Evident Competition, 2024, with Clara Nguyen, and Erez Yoeli

United States civil courts rely on an adversarial system where two parties in a lawsuit obtain and present evidence according to a process known as discovery. Two discovery regimes are predominantly used: voluntary disclosure, which does not require parties to reveal all evidence in their possession, and formal discovery, which does. How do these regimes influence the extent of the parties' search for evidence and the information available to the judge? We find that each regime has its advantages: Voluntary disclosure tends to provide a stronger incentive to search relative to formal discovery, but formal discovery ensures the judge is better informed conditional on the evidence found. Furthermore, the quality of evidence plays an important role, when evidence is decisive for the judge, parties are encouraged to search more and present more evidence. Our results can help explain the legal literature's inconclusive findings on the relationship between disclosure and settlement.

Completed Papers

DyPy, 2020, with Anjalika Nande, Eric Lubin, Erez Yoeli, and Martin Nowak

We've developed a python library for simulating matrix form games! DyPy is an open source Python software library that is hosted on Github at https://github.com/anjalika-nande/dynamics_sim. The package is designed to make it simple to run evolutionary game theory simulations to model populations undergoing biological and cultural evolution in a range of fields, from biology to economics to linguistics. Detailed documentation for each command in the library, sample code for exemplary simulations and a Wiki is provided in the Github repository. Improvements through pull requests and suggestions for additional functionality are encouraged.

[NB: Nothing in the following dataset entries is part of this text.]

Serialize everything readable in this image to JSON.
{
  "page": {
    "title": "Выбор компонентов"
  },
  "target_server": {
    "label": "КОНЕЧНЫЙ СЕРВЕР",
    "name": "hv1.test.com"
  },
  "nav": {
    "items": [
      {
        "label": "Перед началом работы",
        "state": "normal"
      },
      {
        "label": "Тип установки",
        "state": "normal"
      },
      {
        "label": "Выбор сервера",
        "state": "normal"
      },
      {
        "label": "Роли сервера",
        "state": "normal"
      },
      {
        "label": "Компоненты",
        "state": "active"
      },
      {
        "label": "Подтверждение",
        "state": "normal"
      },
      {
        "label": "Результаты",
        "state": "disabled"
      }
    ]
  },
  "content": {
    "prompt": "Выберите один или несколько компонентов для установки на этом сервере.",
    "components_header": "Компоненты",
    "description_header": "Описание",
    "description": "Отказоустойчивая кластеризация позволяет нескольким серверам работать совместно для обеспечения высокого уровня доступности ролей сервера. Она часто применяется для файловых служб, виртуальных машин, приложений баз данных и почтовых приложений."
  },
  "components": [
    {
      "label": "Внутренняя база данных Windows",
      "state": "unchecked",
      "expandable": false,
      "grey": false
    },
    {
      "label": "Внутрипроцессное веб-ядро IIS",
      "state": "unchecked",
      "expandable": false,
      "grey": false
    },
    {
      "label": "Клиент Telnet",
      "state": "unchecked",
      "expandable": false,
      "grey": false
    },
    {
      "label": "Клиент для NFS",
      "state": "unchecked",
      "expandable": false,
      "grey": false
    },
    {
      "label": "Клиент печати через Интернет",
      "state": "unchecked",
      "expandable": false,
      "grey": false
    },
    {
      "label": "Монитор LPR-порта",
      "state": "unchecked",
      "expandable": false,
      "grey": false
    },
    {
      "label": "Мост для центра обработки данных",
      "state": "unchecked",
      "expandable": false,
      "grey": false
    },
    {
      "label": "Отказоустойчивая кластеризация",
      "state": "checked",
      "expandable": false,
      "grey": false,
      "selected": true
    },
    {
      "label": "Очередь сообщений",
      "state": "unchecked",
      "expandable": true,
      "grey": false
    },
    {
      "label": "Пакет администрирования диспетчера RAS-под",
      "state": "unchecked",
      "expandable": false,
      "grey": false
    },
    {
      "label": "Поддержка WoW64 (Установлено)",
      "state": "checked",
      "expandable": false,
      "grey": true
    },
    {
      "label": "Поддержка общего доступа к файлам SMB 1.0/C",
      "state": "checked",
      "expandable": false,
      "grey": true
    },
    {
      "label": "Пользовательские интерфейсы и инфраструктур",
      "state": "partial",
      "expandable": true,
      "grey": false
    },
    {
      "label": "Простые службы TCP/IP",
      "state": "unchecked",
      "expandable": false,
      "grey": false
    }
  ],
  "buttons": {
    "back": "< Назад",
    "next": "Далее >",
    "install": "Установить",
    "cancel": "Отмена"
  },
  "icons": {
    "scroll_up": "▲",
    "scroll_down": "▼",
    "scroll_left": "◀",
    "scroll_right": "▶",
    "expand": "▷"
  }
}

A natural invariant of a unibranch curve singularity is the numerical semigroup of its valuations. In the case when the curve singularity admits a GGm-action, this semigroup also determines the singularity uniquely. A rational-valued function on curve singularities with GGm-action that leads to an ordering of singularities according to their geometric complexity was proposed. We explore this function and give a classification of those numerical semigroups for which the values of this function are above a certain threshold.